Temerario se adormeció. Laurence dejó a un lado su cuenco: otra aburrida cena de arroz y verduras. La mayoría de los hombres estaba ya dormida, acurrucada en sus mantos, y el resto guardaba silencio. La lluvia seguía cayendo en una cortina constante que levantaba nubes de vapor más allá de las paredes del pabellón, y los chorros que rebosaban por los canalones del tejado alicatado repicaban al golpear el suelo. En las laderas del valle fluvial, apenas visibles, pequeñas balizas amarillas ardían en el interior de cobertizos sin paredes para señalar el camino a los dragones que volaban por la noche. En los pabellones vecinos se oía el suave eco de las profundas respiraciones de las criaturas, y a lo lejos un grito penetrante se oyó con claridad pese a la sordina que ponía el peso de la lluvia.

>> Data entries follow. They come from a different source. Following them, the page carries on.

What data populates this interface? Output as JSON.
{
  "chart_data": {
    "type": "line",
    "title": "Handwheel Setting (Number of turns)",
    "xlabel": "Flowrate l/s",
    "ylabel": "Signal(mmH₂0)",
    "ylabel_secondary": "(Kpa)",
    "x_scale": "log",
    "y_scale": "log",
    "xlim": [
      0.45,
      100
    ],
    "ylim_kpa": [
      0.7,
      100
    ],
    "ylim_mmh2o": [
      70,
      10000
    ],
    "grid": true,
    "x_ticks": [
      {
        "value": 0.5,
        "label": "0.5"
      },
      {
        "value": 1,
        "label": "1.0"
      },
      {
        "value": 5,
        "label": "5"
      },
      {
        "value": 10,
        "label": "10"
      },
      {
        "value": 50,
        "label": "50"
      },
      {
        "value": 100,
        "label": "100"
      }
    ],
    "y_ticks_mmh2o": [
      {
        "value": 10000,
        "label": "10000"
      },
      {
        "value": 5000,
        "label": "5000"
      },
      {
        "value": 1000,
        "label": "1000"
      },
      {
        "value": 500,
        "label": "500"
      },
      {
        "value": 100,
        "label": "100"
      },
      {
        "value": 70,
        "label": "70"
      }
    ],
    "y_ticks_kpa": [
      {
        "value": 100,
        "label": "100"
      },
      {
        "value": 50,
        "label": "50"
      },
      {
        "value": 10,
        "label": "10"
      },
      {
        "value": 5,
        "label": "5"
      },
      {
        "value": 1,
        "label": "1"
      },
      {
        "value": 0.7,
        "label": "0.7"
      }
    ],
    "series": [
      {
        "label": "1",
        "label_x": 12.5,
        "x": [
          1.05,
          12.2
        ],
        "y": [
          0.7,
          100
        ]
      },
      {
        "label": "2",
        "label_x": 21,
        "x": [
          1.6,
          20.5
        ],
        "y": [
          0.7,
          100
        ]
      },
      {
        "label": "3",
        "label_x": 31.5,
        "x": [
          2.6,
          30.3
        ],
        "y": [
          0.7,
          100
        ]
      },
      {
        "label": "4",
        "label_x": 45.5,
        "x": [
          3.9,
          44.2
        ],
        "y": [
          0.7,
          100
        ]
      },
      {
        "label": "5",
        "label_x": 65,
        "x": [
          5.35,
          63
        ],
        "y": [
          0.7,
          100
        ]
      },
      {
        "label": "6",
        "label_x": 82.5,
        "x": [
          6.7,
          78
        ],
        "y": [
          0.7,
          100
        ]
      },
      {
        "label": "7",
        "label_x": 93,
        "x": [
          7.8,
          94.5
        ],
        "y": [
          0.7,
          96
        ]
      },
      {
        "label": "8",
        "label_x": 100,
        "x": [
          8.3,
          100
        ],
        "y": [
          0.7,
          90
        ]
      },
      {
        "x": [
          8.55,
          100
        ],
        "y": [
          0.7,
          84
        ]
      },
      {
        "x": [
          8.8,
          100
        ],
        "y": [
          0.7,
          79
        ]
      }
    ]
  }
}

Yongxing había pasado todas las noches anteriores apartado del resto de la compañía, en unos aposentos privados; pero ahora salió de su aislamiento y se quedó en el borde del pabellón contemplado el valle: un momento después la llamada se repitió, más cercana. Temerario levantó la cabeza para escuchar, erizando la gorguera que rodeaba su cuello en gesto de alerta. Después, Laurence escuchó el familiar crujido de cuero de las alas, y el descenso de una fantasmal sombra blanca que parecía fundirse con la lluvia plateada disipó la niebla y el vapor que cubrían las piedras del suelo. La dragona plegó sus grandes alas blancas y vino caminando hacia ellos, haciendo chirriar las losas con sus garras. Los sirvientes que iban y venían entre los pabellones se apresuraron a apartarse, evitando su mirada, pero Yongxing bajó las escaleras a pesar de lluvia, y ella bajó hacia él su enorme cabeza rodeada por una ancha gorguera y pronunció su nombre con voz clara y dulce.

—¿Es otra Celestial? —le preguntó Temerario, en voz baja e indecisa.

Laurence meneó la cabeza, sin saber qué responder. La dragona era de un blanco asombrosamente inmaculado, un color que nunca había visto en un dragón, ni siquiera en manchas o en franjas. Sus escamas tenían el brillo translúcido de un papel de vitela fino y bien rascado, totalmente desprovistas de color, y sus córneas eran de un tono rosa acuoso surcado por unos vasos sanguíneos tan hinchados que se veían incluso desde lejos. Pero tenía gorguera y finos tirabuzones alrededor de las fauces, igual que Temerario: lo único innatural era el color. Llevaba un pesado collar de oro con rubíes en el cuello, y fundas también de oro con puntas de rubí en las uñas de las garras delanteras; el color de las piedras preciosas recordaba al de sus ojos.

La dragona acarició a Yongxing con el hocico, le empujó para que entrara de nuevo en el refugio del templo y le siguió, no sin antes sacudir las alas, que dejaron caer cascadas de agua. A Laurence y los demás apenas les dedicó una mirada, un breve parpadeo, antes de enroscarse con gesto celoso alrededor de Yongxing y ponerse a hablar entre quedos murmullos en el rincón más alejado del pabellón. Los sirvientes que acudieron a traerle la cena arrastraban los pies, intranquilos, aunque no habían mostrado la misma renuencia con ninguno de los demás dragones, y de hecho se les veía visiblemente contentos en presencia de Temerario. La dragona no parecía merecedora de ese miedo: comió con rapidez, pero también con suma finura, sin dejar que se derramara ni una sola gota del plato, y por lo demás no les prestó atención.

A la mañana siguiente, Yongxing se la presentó brevemente como Lung Tien Lien, y después se la llevó para desayunar en privado. Hammond había hecho algunas indagaciones con discreción, de modo que mientras daban cuenta de su propio desayuno les pudo contar:

—Ciertamente es una Celestial. Supongo que sufre un tipo de albinismo. No tengo ni idea de por qué les hace sentirse tan incómodos.